Some see it as vandalism, but others simply call it home. Today, street artists show that graffiti is more than rebellious bubble writing – it’s a cultural experiment in urban remodeling. Many homeowners are welcoming graffiti into their private domains to take interior decorating to a whole new (and personal) level.
Aerosol art has already taken S.F. and L.A. by storm, but Graham Oatman here seems to have cornered the market in Vancouver. This piece, part-dinosaur garden, part-cloudscape, is especially cool because you could stare at your wall for hours and always find new shapes. We respect that versatility.
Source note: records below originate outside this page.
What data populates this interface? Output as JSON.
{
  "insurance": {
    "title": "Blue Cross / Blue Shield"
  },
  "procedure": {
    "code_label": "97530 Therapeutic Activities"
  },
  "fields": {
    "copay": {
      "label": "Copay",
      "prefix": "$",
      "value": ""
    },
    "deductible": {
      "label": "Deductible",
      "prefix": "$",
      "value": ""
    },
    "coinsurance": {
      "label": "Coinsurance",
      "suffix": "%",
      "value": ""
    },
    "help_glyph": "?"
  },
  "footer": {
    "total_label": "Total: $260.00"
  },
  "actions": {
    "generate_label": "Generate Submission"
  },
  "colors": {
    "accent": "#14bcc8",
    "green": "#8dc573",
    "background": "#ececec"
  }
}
The small tobacco town of Cameron, North Carolina got an unlikely facelift when a group of 25 artists known as The Barnstormers came and painted dozens of barns, tractor trailers, sheds and farm equipment. I’m not sure how the town first reacted to the attention, but it sure livened the place up.
The group must have won Cameron over - the New York and Tokyo-based artists return every year to paint new murals.
Here’s house-painting with a heavier purpose. The Women are Heroes Project aims to spotlight oppressed women of color in African territories by photographing them “in their daily lives and posting them on the walls of their country.”
Graffiti art covers the whole house front of this Brazilian beach property. If eyes are the "windows to the soul," these sunglass-shutters create another level of distance between outsider & occupant. But when they're flung open, imagine the strange and inviting connection made when you've got a whole person where someone's eyes should be.